Senate Majority Leader Harry Reid, D-Nev., filed for cloture on the bill Thursday night, setting it up for a vote Saturday morning. The Senate needs 60 votes to invoke cloture, or override a filibuster, and bring the measure to a vote.
Michelle Mittelstadt, spokeswoman at the Migration Policy Institute in Washington, said it's been "an uphill battle" for supporters of the bill to get 60 votes.
If that doesn't happen, the bill won't be voted on. Then, "barring some sort of last-minute compromise by the two parties, [the bill] would essentially be dead" in this lame-duck session, she said.
The chances of it passing next year when Republicans take control of the House and add to their seats in the Senate are slimmer.
The bill passed the House Dec. 8, and President Obama supports it. U.S. Attorney General Eric Holder Friday urged passage of the bill, saying in a statement: "Why should someone who grew up in America, speaks English, holds degrees from one or more of our schools ... have to forgo a productive future? There is no good reason."
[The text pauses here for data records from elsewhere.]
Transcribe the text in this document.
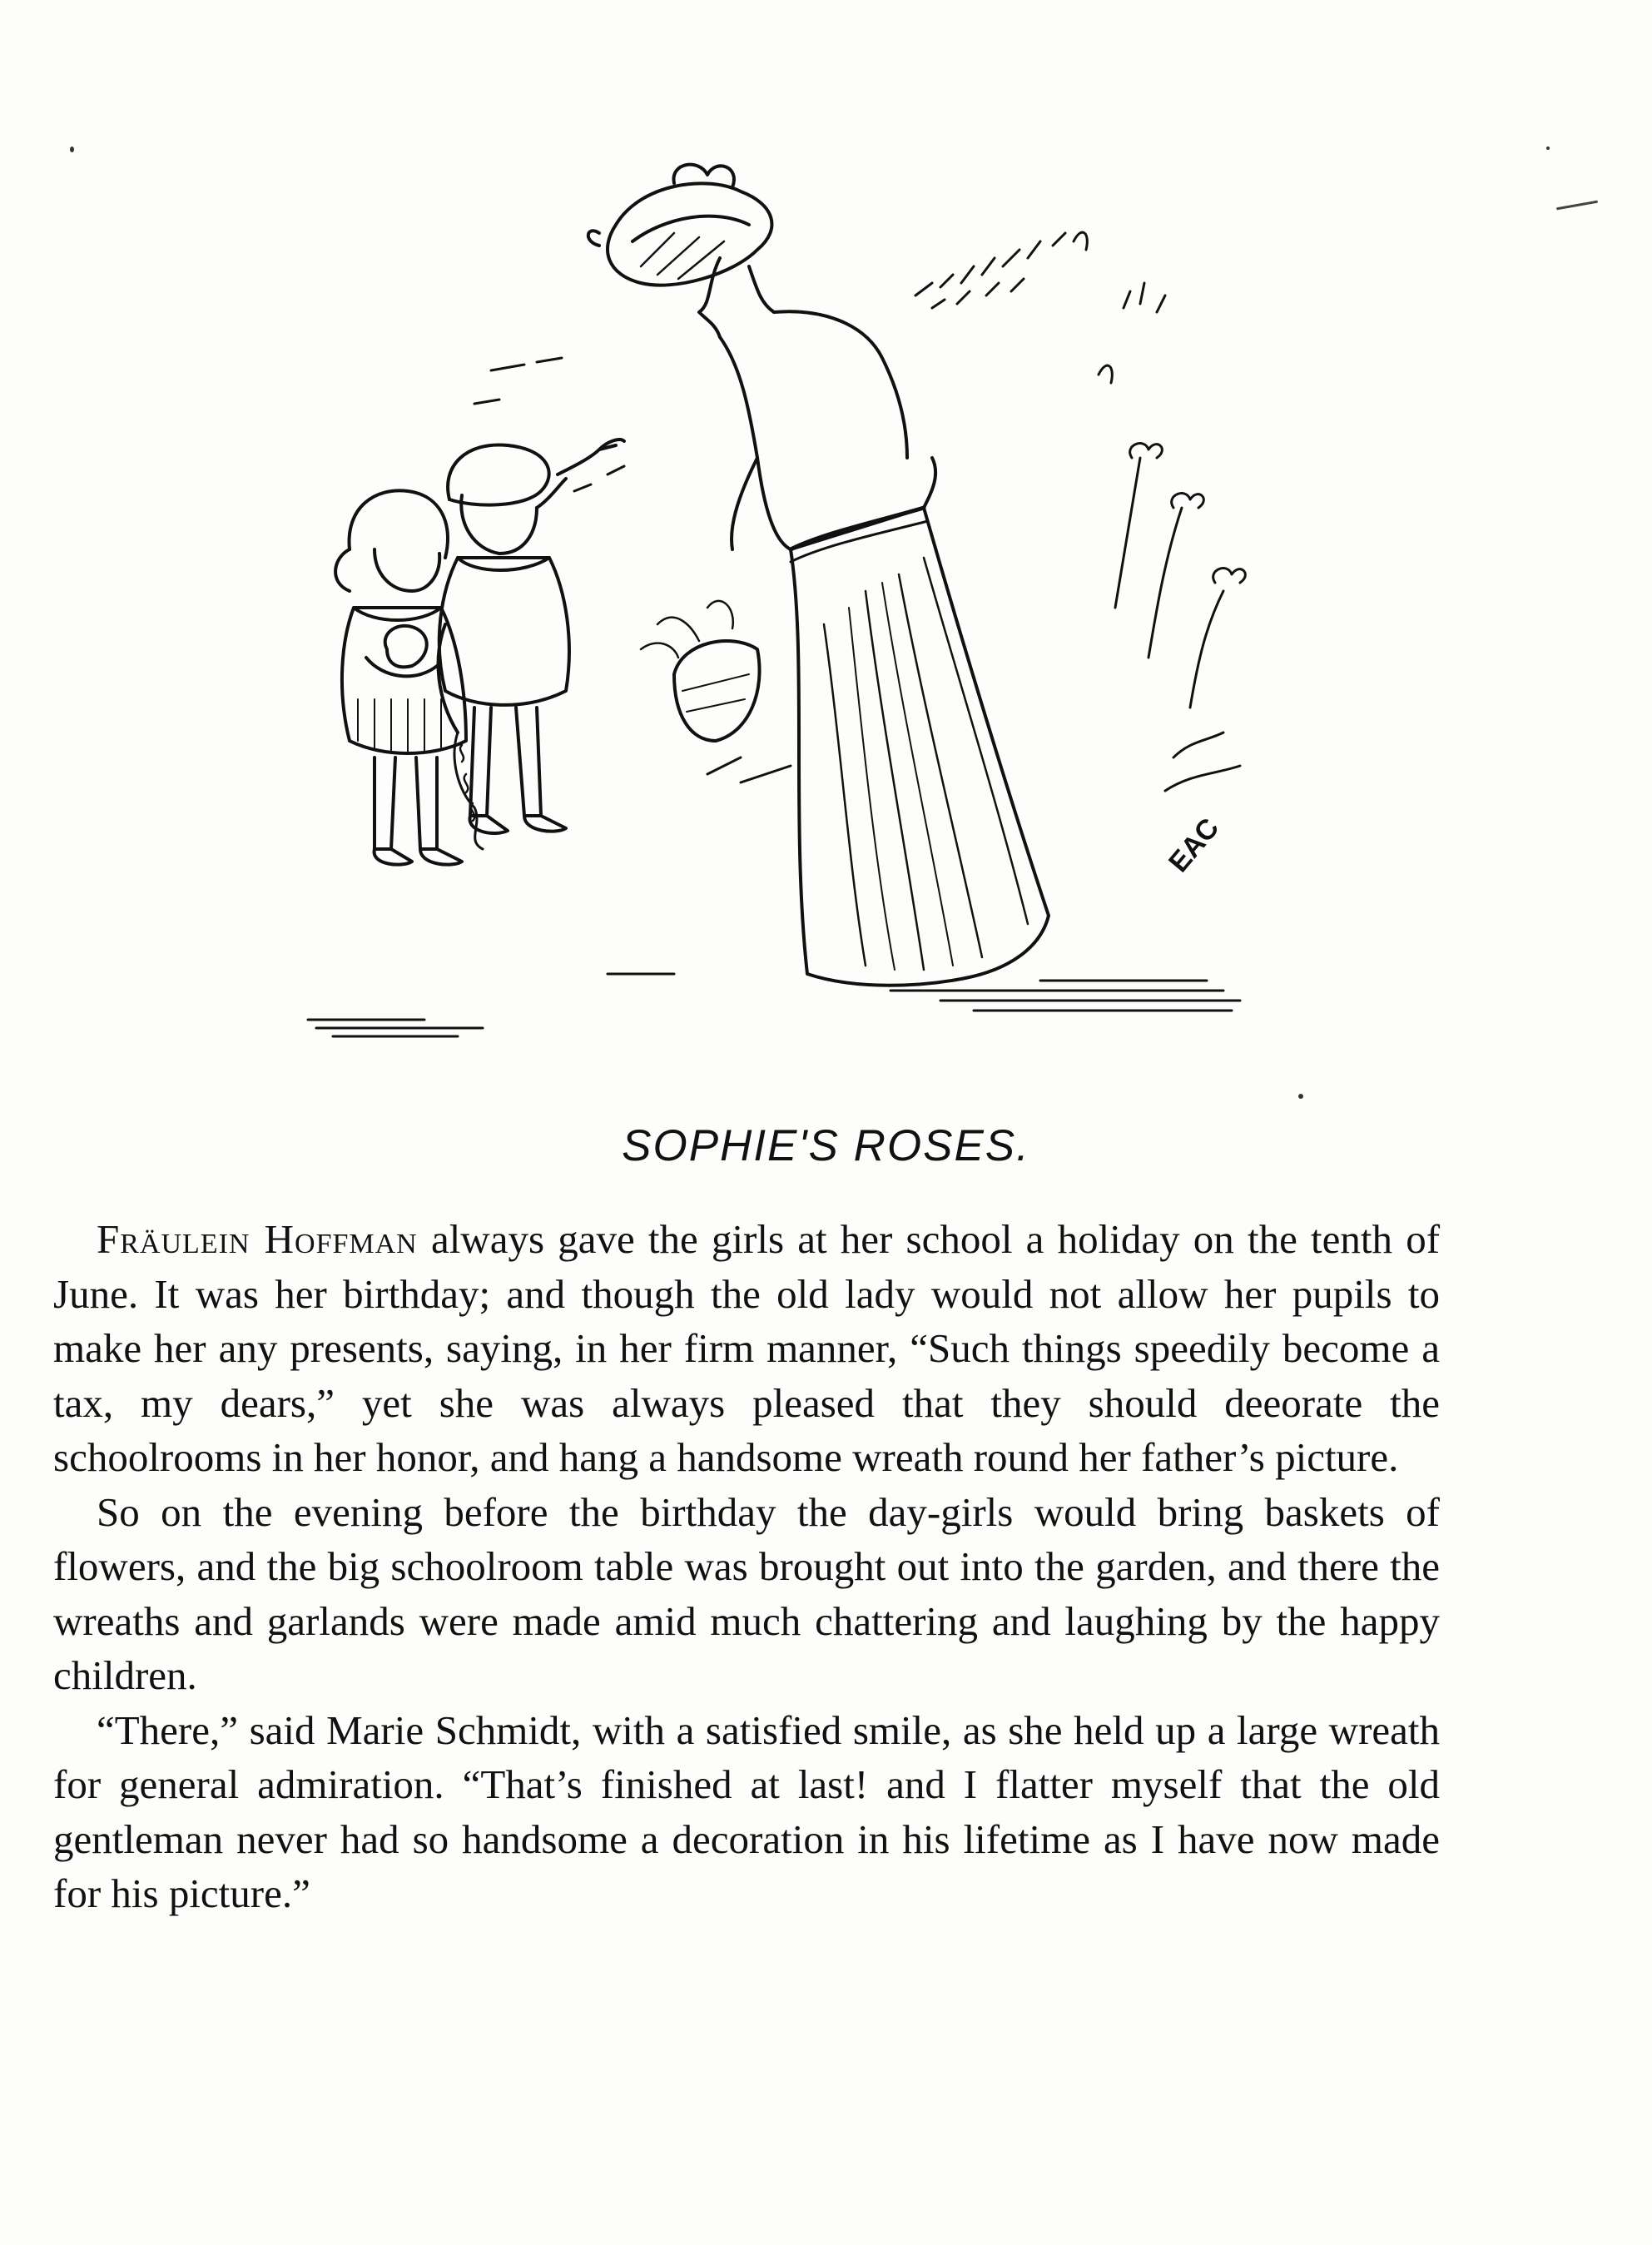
EAC
SOPHIE'S ROSES.

Fräulein Hoffman always gave the girls at her school a holiday on the tenth of June. It was her birthday; and though the old lady would not allow her pupils to make her any presents, saying, in her firm manner, “Such things speedily become a tax, my dears,” yet she was always pleased that they should deeorate the schoolrooms in her honor, and hang a handsome wreath round her father’s picture.

So on the evening before the birthday the day-girls would bring baskets of flowers, and the big schoolroom table was brought out into the garden, and there the wreaths and garlands were made amid much chattering and laughing by the happy children.

“There,” said Marie Schmidt, with a satisfied smile, as she held up a large wreath for general admiration. “That’s finished at last! and I flatter myself that the old gentleman never had so handsome a decoration in his lifetime as I have now made for his picture.”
Critics of the bill consider it amnesty and say it's unfair to people who play by the rules.
Supporters say undocumented youths brought into the U.S. as children should not be punished for their parents' actions.
Maria Marroquín, 23, co-founder of the group DreamActivist Pennsylvania, said she and other advocates nationwide were aiming to make 100,000 calls to senators' offices Friday to urge them to vote for the bill. "We still need a couple more votes, especially Republican votes."
The Senate would vote on the House-passed bill, which would allow illegal immigrants under age 30 the chance to earn legal status if they attend two years of college or serve in the military.
Applicants would have to have arrived in the U.S. before age 16, lived here for the last five years, pass criminal background checks, pay surcharges totaling $2,525 and wait 10 years before applying for permanent legal status.
Salazar, 21, who asked that her middle name, Roselyn, be used, said her father tried to get legal status after the family came here in 1989. He had an employer willing to sponsor him, she said, but an immigration attorney they had at the time failed to file the proper documents.
After college, she said she would like to do database or programming work, but hasn't started applying for a job in that field yet because of her status.